Was bringt Unheilige Waffe? Ich eiß es belegt nem Gegner mit einem Flug, aber mit was für  einem?

Sry,dass ich schon wieder so schnell nen Thread erstellt hab. Hab halt so viele Fragen.


----------



## b1ubb (17. September 2007)

Dieser Inhalt steht nur eingeloggten Mitgliedern zur Verfügung.
        



da kommt einfach ein fluch auf dein gegner - der hat alle 3 sekunden 10 schaden oder so macht .. 
oder die stärke verringert oder whatever ... 
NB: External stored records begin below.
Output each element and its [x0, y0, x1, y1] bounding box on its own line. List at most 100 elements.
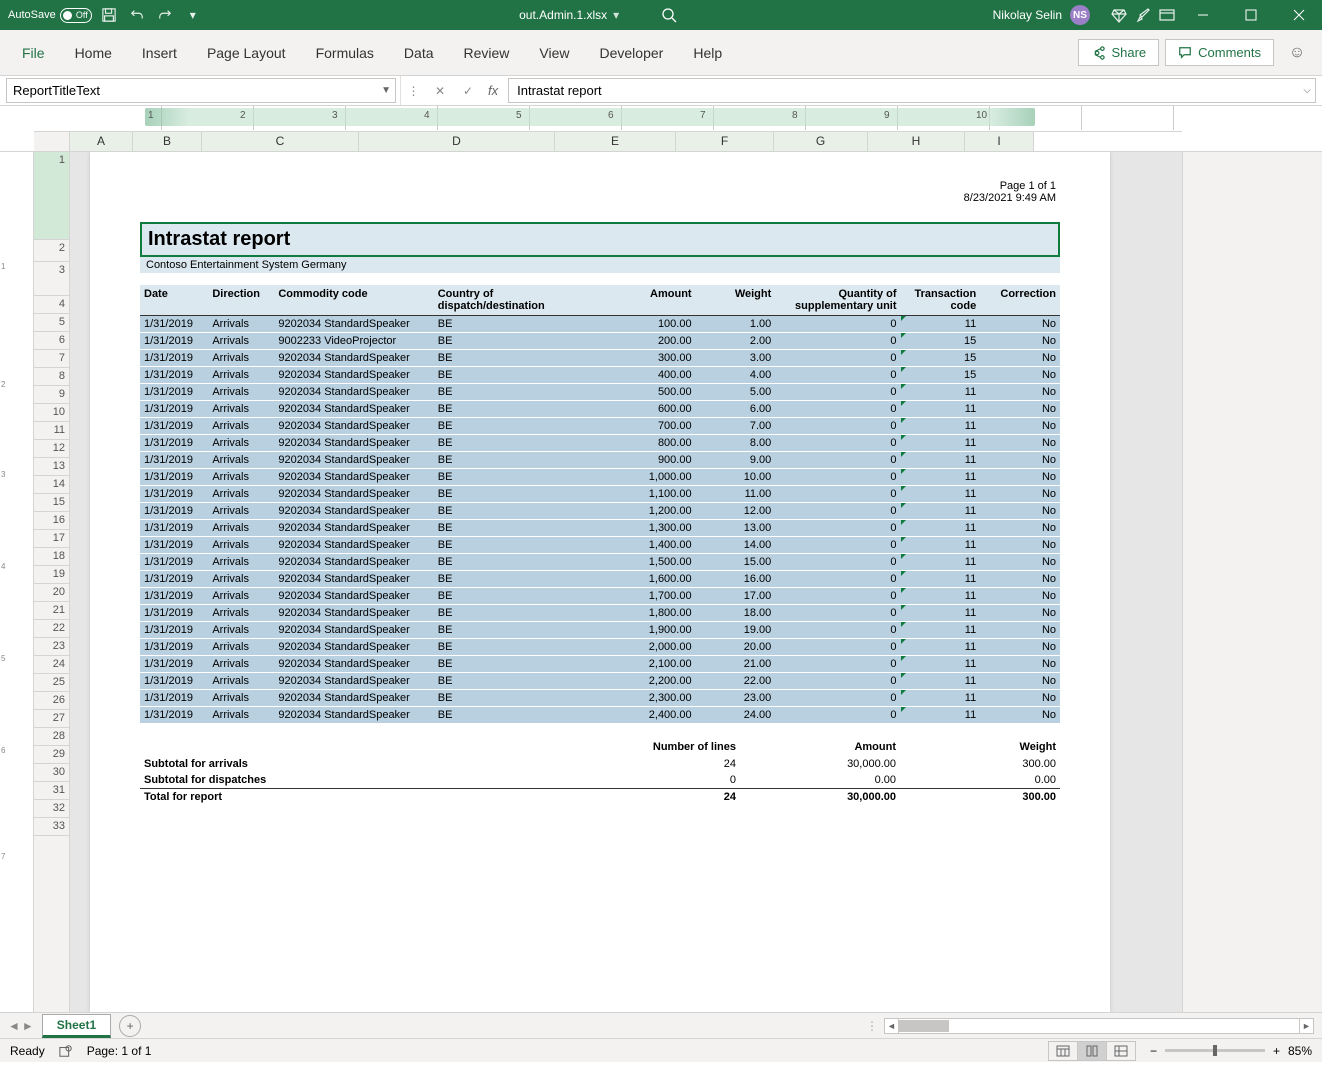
page-preview[interactable]: Page 1 of 1 8/23/2021 9:49 AM Intrastat …: [90, 152, 1110, 1012]
tab-file[interactable]: File: [8, 37, 59, 69]
col-header-A[interactable]: A: [70, 132, 133, 151]
row-header-33[interactable]: 33: [34, 818, 69, 836]
table-header[interactable]: Date: [140, 285, 208, 316]
select-all-corner[interactable]: [34, 132, 70, 151]
table-header[interactable]: Weight: [696, 285, 776, 316]
table-header[interactable]: Transaction code: [901, 285, 981, 316]
qat-customize-icon[interactable]: ▾: [182, 4, 204, 26]
table-row[interactable]: 1/31/2019Arrivals9202034 StandardSpeaker…: [140, 350, 1060, 367]
horizontal-ruler[interactable]: 12345678910: [70, 106, 1182, 130]
vertical-ruler[interactable]: 1 2 3 4 5 6 7: [0, 152, 34, 1012]
row-header-21[interactable]: 21: [34, 602, 69, 620]
view-normal-button[interactable]: [1048, 1041, 1078, 1061]
table-row[interactable]: 1/31/2019Arrivals9202034 StandardSpeaker…: [140, 520, 1060, 537]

schau mal in den kommentaren nach ... da steht sicher was das bringt 


			Dieser Inhalt steht nur eingeloggten Mitgliedern zur Verfügung.


----------



## Mädchenteam (17. September 2007)

Ähm...ich leih Dir mal 'nen "w" und 'nen "ch" und mops Dir ein"g"  


			Dieser Inhalt steht nur eingeloggten Mitgliedern zur Verfügung.


----------



## Isegrim (17. September 2007)

Mädchenteam schrieb:


> Ähm...ich leih Dir mal 'nen "w" und 'nen "ch" und mops Dir ein"g"
> 
> 
> Dieser Inhalt steht nur eingeloggten Mitgliedern zur Verfügung.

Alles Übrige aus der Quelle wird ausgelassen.